The term particle, I should think, has mass
built into it by definition. But if you will
consider the wave/particle duality of
matter, does a wave have mass?
When I was a boy, forty years ago, an atheist had some pretty firm ground to stand on. Really it was already too late for him but your average atheist's concept of the cosmos was not all that fantastic or limitless. Oh yeah, we had heard by then that the universe was 'infinite' but who amoung us had even the tiniest inkling of infinite?
Then along came guys like Carl Sagan (bless his pagan soul even though he was a godless piker) and the Hubbel telescope. Now we have pictures of galaxies scattered thicker than the stars we can see with earthbound telescopes in every direction and we know that each one of them is akin in size to our own and we know that we cannot even really grasp the enormity of our own one little galaxy. But we have an inkling.

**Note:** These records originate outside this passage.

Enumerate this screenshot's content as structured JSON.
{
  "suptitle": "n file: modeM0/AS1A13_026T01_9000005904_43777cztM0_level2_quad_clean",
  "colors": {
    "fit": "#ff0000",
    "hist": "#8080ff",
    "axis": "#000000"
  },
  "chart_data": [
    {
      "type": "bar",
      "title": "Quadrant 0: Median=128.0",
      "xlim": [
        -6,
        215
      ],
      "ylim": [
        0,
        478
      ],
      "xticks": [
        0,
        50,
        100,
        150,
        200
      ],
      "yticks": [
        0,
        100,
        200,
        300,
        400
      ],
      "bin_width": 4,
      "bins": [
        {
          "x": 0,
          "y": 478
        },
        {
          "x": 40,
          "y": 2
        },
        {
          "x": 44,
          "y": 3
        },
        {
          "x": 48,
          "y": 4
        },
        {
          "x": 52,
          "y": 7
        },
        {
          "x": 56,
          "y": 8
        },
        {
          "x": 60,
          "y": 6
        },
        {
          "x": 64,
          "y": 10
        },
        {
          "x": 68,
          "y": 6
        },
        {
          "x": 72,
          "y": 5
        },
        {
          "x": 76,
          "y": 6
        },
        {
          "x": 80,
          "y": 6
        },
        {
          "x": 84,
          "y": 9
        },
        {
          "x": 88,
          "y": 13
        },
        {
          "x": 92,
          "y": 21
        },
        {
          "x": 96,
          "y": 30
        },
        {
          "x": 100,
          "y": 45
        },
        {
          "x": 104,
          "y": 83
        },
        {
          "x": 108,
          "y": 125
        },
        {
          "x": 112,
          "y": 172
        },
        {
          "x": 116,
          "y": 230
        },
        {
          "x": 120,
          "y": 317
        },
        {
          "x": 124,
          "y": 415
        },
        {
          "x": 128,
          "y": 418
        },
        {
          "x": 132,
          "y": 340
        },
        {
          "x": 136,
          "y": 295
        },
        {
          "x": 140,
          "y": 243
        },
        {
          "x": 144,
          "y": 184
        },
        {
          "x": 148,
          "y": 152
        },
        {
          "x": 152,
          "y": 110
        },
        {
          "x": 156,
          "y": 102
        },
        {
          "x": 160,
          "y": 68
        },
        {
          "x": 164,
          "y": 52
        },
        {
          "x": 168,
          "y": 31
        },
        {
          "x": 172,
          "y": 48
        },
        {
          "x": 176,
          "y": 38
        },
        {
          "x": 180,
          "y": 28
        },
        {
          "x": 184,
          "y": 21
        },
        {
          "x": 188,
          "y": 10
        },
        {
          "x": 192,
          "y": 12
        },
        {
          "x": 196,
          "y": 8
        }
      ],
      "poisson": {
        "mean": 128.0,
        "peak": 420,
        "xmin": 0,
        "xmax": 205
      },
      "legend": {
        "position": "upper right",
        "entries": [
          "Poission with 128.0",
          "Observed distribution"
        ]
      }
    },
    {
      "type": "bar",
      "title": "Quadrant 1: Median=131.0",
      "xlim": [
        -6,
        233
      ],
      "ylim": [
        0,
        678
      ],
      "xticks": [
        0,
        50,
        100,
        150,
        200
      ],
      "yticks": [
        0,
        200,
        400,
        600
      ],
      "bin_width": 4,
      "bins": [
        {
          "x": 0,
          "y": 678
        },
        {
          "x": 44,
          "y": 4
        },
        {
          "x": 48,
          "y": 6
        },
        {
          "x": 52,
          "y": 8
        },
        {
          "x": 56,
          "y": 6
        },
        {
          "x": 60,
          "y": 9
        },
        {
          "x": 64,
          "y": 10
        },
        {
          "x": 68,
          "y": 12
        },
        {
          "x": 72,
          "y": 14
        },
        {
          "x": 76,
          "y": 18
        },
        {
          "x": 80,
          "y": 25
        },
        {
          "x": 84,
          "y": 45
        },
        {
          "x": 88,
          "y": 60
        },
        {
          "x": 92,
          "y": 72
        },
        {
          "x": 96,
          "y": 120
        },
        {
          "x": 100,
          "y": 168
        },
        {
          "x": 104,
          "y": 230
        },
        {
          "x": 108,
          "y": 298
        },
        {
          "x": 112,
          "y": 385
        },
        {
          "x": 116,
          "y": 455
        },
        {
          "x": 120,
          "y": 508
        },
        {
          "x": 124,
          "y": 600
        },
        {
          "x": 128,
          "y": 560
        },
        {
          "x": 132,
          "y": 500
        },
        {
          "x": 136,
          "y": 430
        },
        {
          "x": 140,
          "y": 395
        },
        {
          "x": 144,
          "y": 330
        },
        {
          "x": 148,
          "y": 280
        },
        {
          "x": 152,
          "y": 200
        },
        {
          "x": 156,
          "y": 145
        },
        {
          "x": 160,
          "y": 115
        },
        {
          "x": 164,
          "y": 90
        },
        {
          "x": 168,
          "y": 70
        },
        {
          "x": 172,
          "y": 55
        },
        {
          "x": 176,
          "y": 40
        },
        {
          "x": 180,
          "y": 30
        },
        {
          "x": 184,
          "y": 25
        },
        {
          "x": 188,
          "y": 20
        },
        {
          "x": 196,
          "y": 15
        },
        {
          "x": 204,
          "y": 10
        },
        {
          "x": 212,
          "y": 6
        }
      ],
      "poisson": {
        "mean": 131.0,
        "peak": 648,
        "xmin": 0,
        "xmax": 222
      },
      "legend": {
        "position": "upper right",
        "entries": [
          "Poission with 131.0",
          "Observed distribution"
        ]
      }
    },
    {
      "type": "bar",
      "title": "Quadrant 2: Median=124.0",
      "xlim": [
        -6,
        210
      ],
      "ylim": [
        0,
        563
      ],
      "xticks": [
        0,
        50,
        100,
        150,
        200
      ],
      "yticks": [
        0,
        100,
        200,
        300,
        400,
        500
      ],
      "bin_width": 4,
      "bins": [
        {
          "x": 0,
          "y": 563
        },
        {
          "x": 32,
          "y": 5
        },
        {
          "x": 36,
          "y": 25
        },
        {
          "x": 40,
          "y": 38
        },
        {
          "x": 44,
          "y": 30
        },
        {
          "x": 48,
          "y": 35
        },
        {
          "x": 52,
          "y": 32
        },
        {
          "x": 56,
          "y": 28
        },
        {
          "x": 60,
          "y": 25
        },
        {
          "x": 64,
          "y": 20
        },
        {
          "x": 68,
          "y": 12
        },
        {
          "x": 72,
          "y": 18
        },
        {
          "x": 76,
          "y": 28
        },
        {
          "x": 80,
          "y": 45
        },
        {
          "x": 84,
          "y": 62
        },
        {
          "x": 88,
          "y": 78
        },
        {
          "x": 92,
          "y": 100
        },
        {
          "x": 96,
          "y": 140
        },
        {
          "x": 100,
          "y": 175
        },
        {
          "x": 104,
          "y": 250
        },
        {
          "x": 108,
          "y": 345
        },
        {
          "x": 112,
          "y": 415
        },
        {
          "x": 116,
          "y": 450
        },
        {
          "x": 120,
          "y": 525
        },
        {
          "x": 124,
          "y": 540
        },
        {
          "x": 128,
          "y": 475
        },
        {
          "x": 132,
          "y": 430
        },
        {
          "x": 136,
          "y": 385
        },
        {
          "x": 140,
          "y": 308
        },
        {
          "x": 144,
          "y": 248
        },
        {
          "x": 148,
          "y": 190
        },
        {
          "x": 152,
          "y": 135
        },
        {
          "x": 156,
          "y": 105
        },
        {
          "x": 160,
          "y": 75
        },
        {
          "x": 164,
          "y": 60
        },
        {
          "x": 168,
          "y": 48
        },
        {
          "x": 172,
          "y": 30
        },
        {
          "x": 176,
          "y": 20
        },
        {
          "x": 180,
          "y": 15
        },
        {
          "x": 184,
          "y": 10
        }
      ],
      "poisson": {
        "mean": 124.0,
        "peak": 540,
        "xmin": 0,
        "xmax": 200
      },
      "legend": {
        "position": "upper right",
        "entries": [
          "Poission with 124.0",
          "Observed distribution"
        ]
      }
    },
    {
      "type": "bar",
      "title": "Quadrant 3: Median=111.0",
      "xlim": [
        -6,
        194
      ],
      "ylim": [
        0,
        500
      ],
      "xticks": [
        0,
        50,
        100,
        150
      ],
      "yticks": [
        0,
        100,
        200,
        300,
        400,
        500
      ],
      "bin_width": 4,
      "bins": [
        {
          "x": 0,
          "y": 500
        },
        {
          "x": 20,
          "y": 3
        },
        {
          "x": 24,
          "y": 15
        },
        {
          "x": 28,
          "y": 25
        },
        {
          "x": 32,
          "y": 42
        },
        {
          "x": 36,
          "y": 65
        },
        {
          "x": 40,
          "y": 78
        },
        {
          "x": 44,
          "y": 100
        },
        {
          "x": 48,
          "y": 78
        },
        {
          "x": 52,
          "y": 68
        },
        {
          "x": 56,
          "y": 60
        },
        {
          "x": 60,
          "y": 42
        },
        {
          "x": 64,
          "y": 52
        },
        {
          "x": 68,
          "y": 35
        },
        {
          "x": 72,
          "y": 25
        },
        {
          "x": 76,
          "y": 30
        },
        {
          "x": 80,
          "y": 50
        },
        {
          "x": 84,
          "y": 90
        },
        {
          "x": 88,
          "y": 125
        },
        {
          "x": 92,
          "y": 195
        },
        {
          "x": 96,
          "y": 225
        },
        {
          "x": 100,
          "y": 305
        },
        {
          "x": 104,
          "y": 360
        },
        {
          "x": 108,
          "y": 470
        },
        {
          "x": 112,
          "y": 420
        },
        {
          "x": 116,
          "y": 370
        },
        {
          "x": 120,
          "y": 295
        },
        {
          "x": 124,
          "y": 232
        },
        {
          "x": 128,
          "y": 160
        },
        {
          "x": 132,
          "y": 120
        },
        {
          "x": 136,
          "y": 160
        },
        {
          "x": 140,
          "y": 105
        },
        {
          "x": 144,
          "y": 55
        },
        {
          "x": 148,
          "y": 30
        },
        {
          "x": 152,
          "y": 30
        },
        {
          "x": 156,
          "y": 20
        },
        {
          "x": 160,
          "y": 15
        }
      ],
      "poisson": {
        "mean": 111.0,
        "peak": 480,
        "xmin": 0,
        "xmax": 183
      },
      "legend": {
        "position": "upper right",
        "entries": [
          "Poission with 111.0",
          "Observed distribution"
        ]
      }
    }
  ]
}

We know enough to realize that the universe we can SEE is an impossiblity. It's just impossibly big. The situation we find ourselves in is just ...... impossible. It's almost as impossible believing there is an intelligence, a being, a God who willed the whole thing into being. It's as impossible the scientifically supported 'near fact' that at the moment of the big bang .... nothing became everything Hubble can see at our moment in time. It's all impossible. It's all just too fantastic to grasp.
So the poor atheist today just knows too much. He no longer has a nice neat little scientific universe to postulate as a more creditable alternative to a God created universe. Each idea is equally absurd to our enfeebled little minds. BUT one is now trully free to place his faith with confidence for logic recoils from everything we know as fact now so why fear the decision to have faith in God? One is in an impossible pickle anyway. Ya might as well take the safe bet.

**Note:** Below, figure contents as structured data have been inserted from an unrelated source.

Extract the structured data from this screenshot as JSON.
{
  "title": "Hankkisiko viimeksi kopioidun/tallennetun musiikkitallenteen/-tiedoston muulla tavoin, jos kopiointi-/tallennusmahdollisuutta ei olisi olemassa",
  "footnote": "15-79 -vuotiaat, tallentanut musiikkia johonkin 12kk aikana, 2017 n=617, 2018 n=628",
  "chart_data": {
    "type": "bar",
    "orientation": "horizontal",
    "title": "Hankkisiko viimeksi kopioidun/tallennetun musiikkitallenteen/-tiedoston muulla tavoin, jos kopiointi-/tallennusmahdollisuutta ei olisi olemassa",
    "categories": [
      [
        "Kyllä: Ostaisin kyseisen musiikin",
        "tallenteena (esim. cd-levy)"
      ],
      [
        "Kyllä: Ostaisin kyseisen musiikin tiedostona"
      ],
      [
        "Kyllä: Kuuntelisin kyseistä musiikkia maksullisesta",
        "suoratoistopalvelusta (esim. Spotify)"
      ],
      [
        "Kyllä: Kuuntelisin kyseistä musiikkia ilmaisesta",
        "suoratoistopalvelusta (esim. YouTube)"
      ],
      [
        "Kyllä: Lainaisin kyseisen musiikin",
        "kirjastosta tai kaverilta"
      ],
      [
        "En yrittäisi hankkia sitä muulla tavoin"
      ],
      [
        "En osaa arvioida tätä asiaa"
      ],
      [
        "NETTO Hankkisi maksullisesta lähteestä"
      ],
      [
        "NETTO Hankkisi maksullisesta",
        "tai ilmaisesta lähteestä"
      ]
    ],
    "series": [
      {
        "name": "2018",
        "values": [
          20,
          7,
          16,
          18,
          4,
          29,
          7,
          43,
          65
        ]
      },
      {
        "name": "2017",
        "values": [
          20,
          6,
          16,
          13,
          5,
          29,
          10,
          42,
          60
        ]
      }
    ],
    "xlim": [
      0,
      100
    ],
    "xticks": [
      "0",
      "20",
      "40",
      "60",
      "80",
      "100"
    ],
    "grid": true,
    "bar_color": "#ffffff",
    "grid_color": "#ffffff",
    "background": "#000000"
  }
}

The strong and weak nuclear forces? Electron shielding? Gluon attraction? Too bad Physicist isn't here, I'm in over my head..
Light is both a wave and a particle. Einstein won the Nobel prize for his work on the photoelectric effect. It predicted the particle-like features of light.

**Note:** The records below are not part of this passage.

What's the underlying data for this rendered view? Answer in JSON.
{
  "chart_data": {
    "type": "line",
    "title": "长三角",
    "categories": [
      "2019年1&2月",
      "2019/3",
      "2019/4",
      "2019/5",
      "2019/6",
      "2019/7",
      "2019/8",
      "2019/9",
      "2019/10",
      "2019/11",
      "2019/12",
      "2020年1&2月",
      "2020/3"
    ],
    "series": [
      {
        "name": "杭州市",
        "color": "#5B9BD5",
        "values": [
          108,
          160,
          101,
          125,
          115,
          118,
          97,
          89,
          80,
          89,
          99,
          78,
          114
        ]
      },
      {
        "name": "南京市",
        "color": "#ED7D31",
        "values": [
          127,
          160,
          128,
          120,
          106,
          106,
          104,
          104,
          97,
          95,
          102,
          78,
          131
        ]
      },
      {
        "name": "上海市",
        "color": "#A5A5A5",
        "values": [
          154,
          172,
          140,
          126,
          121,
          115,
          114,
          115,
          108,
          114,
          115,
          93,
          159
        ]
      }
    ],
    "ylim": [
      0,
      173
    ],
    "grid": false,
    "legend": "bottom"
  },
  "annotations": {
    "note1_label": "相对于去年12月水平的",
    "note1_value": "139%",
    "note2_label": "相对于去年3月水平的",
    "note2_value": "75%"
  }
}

Light is quantized into photons. When light strikes a metal plate, electrons are released. If light were only wave-like, the frequency of the light would not affect the number of electrons released. Since light has a particle-nature, the higher frequency light of the same intensity (energy content) as lower frequency light liberates more electrons from a metal plate.
But I do think that whenever energy is drawn upon itself, when orbits are entered and achieved, mass comes into play.
The greater the amount of enery bound in circular motion, the greater the mass and the greater space/time distortion. I see phontons as a quantive unit of force rather than an actual particle. And there is no discrepancy that a units of force can't propogate as a wave.
Were all matter played upon an infinite mass, (which in fact would be a singularity), energy would be propogating in a medium not much unlike a superconductor.
What do you think of the recent stories of the 5th dimension that may be measured in the lab within 3 years? 95% of the mass of the universe is said to be dark matter and dark energy, and resides in this 5th dimension. This 5th dimension is not thought to be almost immeasurably small like the rest of the superstring dimensions, but of the order of millimeters in size. Bigger than neuronal complexes in the brain. Bigger than the amount clipped off the nail with nail clippers. Heard of that? There have been a couple 5th dimension threads on FR recently.
This is what happened to Newtonian mechanics, and resulted in Einstein's theory. At "normal" velocities, its' answers are equivalent to Newton's. Since Newton's equations are easier to use, it is more common to use them for "everyday" applications. Mechanical engineering is one example.
Electrons have orbitals, not orbits. "Electron orbitals are the probability distribution of an electron in a atom or molecule" The above picture is an electron orbital from the page. Electrons exist as a standing wave when captured in an atom.